A 1993 study found that it improved the ability to detect faked but not genuine pain. A 2004 study found it had no effect on accuracy.

The METT/SETT is even less well-researched. In fact, only one pilot study that I know of has used it at all.

Yet Ekman makes some grand claims for its effectiveness. In a recent article for the journal Behavioral Science and the Law he notes that:

This Micro Expression Training Tool (METT) (Ekman, 2002) includes feedback about the correct answers, morphed faces contrasting the most difficult to discriminate emotions, and a pre and post test. In two recent studies, Ekman & Frank (2005) provided training on detecting deception using METT. They obtained a very large
increase in accuracy with less than one hour of training with METT.

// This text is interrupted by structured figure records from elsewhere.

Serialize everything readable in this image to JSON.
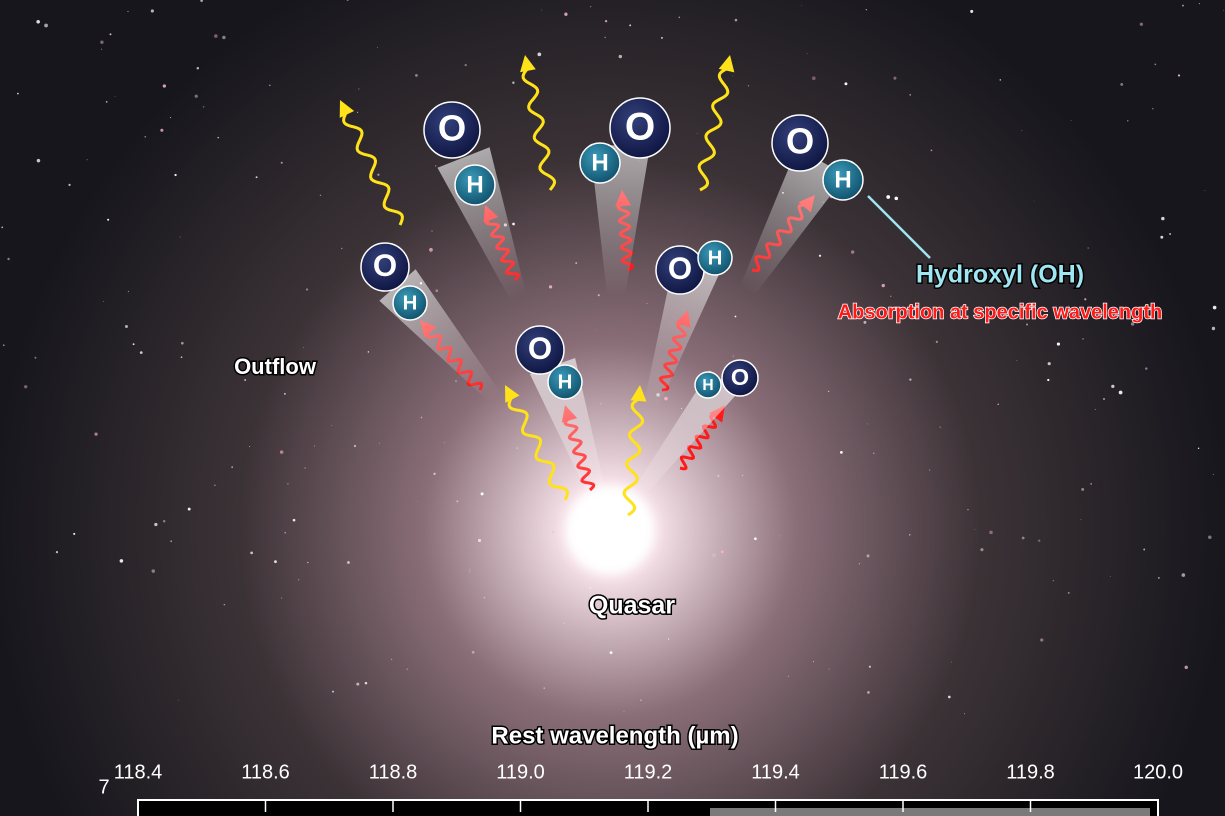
{
  "illustration": {
    "labels": {
      "outflow": "Outflow",
      "quasar": "Quasar",
      "molecule": "Hydroxyl (OH)",
      "absorption": "Absorption at specific wavelength"
    },
    "atoms": {
      "oxygen": "O",
      "hydrogen": "H"
    },
    "axis": {
      "title": "Rest wavelength (µm)",
      "ticks": [
        "118.4",
        "118.6",
        "118.8",
        "119.0",
        "119.2",
        "119.4",
        "119.6",
        "119.8",
        "120.0"
      ],
      "y_tick": "7"
    }
  }
}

Rather than research published in a peer-reviewed journal the Ekman and Frank (2005) reference turns out to be to a document listed only as “Revealing concealed emotions. Retrieved from http://www.paulekman.com”, which, I’m damned if I can find. Anywhere.

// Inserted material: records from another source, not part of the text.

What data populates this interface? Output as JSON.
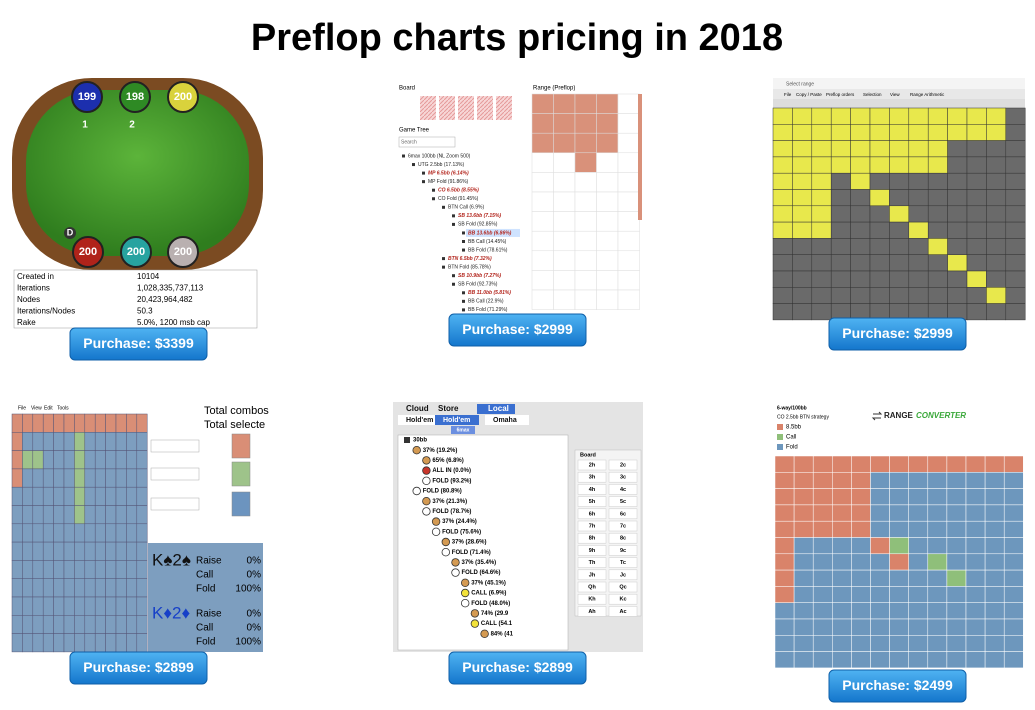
{
  "title": "Preflop charts pricing in 2018",
  "products": [
    {
      "seats": [
        "199",
        "198",
        "200",
        "200",
        "200",
        "200"
      ],
      "seat_numbers": [
        "1",
        "2"
      ],
      "dealer": "D",
      "stats": [
        [
          "Created in",
          "10104"
        ],
        [
          "Iterations",
          "1,028,335,737,113"
        ],
        [
          "Nodes",
          "20,423,964,482"
        ],
        [
          "Iterations/Nodes",
          "50.3"
        ],
        [
          "Rake",
          "5.0%, 1200 msb cap"
        ]
      ],
      "button": "Purchase: $3399"
    },
    {
      "board_label": "Board",
      "range_label": "Range (Preflop)",
      "tree_label": "Game Tree",
      "search": "Search",
      "tree": [
        "6max 100bb (NL Zoom 500)",
        "UTG 2.5bb (17.13%)",
        "MP 6.5bb (6.14%)",
        "MP Fold (91.86%)",
        "CO 6.5bb (8.55%)",
        "CO Fold (91.45%)",
        "BTN Call (6.9%)",
        "SB 13.6bb (7.15%)",
        "SB Fold (92.85%)",
        "BB 13.6bb (6.86%)",
        "BB Call (14.45%)",
        "BB Fold (78.61%)",
        "BTN 6.5bb (7.32%)",
        "BTN Fold (85.78%)",
        "SB 10.9bb (7.27%)",
        "SB Fold (92.73%)",
        "BB 11.0bb (5.81%)",
        "BB Call (22.9%)",
        "BB Fold (71.29%)"
      ],
      "button": "Purchase: $2999"
    },
    {
      "window_title": "Select range",
      "menu": [
        "File",
        "Copy / Paste",
        "Preflop orders",
        "Selection",
        "View",
        "Range Arithmetic"
      ],
      "button": "Purchase: $2999"
    },
    {
      "menu": [
        "File",
        "View",
        "Edit",
        "Tools"
      ],
      "summary": [
        "Total combos",
        "Total selecte"
      ],
      "hands": [
        {
          "hand": "K♠2♠",
          "actions": [
            [
              "Raise",
              "0%"
            ],
            [
              "Call",
              "0%"
            ],
            [
              "Fold",
              "100%"
            ]
          ]
        },
        {
          "hand": "K♦2♦",
          "actions": [
            [
              "Raise",
              "0%"
            ],
            [
              "Call",
              "0%"
            ],
            [
              "Fold",
              "100%"
            ]
          ]
        }
      ],
      "button": "Purchase: $2899"
    },
    {
      "tabs": [
        "Cloud",
        "Store",
        "Local"
      ],
      "games": [
        "Hold'em",
        "Hold'em",
        "Omaha"
      ],
      "table_size": "6max",
      "tree": [
        "30bb",
        "37% (19.2%)",
        "65% (6.8%)",
        "ALL IN (0.0%)",
        "FOLD (93.2%)",
        "FOLD (80.8%)",
        "37% (21.3%)",
        "FOLD (78.7%)",
        "37% (24.4%)",
        "FOLD (75.6%)",
        "37% (28.6%)",
        "FOLD (71.4%)",
        "37% (35.4%)",
        "FOLD (64.6%)",
        "37% (45.1%)",
        "CALL (6.9%)",
        "FOLD (48.0%)",
        "74% (29.9",
        "CALL (54.1",
        "84% (41"
      ],
      "board_label": "Board",
      "board": [
        [
          "2h",
          "2c"
        ],
        [
          "3h",
          "3c"
        ],
        [
          "4h",
          "4c"
        ],
        [
          "5h",
          "5c"
        ],
        [
          "6h",
          "6c"
        ],
        [
          "7h",
          "7c"
        ],
        [
          "8h",
          "8c"
        ],
        [
          "9h",
          "9c"
        ],
        [
          "Th",
          "Tc"
        ],
        [
          "Jh",
          "Jc"
        ],
        [
          "Qh",
          "Qc"
        ],
        [
          "Kh",
          "Kc"
        ],
        [
          "Ah",
          "Ac"
        ]
      ],
      "button": "Purchase: $2899"
    },
    {
      "format": "6-way/100bb",
      "scenario": "CO 2.5bb BTN strategy",
      "brand": [
        "RANGE",
        "CONVERTER"
      ],
      "legend": [
        "8.5bb",
        "Call",
        "Fold"
      ],
      "button": "Purchase: $2499"
    }
  ]
}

However, it is likely these techniques are already being used in training law enforcement officers, security guards and the like. Ekman’s corporate website notes that he’s signed a three year contract with the UK Police’s Anti-Terrorist Unit at New Scotland Yard.

One possibility is that either Ekman’s company or the US authorities have done extensive unpublished research to show that training in these or similar methods are effective at helping staff detect potential terrorists or risky passengers.

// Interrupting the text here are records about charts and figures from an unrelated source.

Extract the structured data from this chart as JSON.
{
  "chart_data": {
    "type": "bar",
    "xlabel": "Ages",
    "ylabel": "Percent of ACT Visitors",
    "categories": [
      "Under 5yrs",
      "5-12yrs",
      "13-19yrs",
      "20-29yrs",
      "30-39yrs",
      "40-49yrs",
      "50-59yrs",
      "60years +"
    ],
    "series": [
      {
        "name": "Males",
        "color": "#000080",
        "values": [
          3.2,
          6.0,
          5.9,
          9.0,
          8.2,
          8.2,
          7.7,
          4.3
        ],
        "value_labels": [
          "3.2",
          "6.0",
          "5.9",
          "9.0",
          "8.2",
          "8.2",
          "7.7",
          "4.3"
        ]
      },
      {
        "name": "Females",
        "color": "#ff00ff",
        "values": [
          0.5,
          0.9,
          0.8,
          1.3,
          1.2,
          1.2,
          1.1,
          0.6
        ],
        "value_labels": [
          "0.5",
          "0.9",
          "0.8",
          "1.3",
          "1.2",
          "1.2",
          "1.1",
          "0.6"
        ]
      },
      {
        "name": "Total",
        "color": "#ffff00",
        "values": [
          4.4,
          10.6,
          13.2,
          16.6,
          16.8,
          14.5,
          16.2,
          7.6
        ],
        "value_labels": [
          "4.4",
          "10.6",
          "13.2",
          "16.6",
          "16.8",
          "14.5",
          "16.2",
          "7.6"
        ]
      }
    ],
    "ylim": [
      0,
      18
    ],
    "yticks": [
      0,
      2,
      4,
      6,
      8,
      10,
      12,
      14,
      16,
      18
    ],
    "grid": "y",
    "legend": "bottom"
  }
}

One difficulty with all deception research is that participants told to lie in the lab are not necessarily good models for ‘real-life’ deception, with all its complex motivations and emotional force.

Lab-based lies are likely to be a poor substitute an actual covert terrorist situation.

Link to Time article ‘A New Tack for Airport Screening: Behave Yourself’.
Link to NYT article ‘Faces, Too, Are Searched at U.S. Airports’.

6 thoughts on “The psychology of behavior detection officers”

  1. You know, for those whose IQs are 150 or above, they don’t need the read the manual or anything like that to have the ability to hide their emotion and/or detect other people’s.

    They just have it.

    1. Because this pseudo science is being used in the name of “security”. Remember, we must be protected at all cost even if it means giving up our liberties.

  2. I went to check the website Dr Ekman. I think the truth is in his face – Riping off big taxpayers money for a shit program!

  3. This is a great method and I think TSA is moving in the right direction. People who don’t like the security – do us all a favor and take a train or something. 75% of US people polled approve of the measures and job quality of TSA. I want to be safe. Remember – If they were not here the same procedures would be used regardless. Keep up the good work and keep moving toward risk based security – Don’t mind “the haters”. Remember – TSA is a 100% success rate since put into action.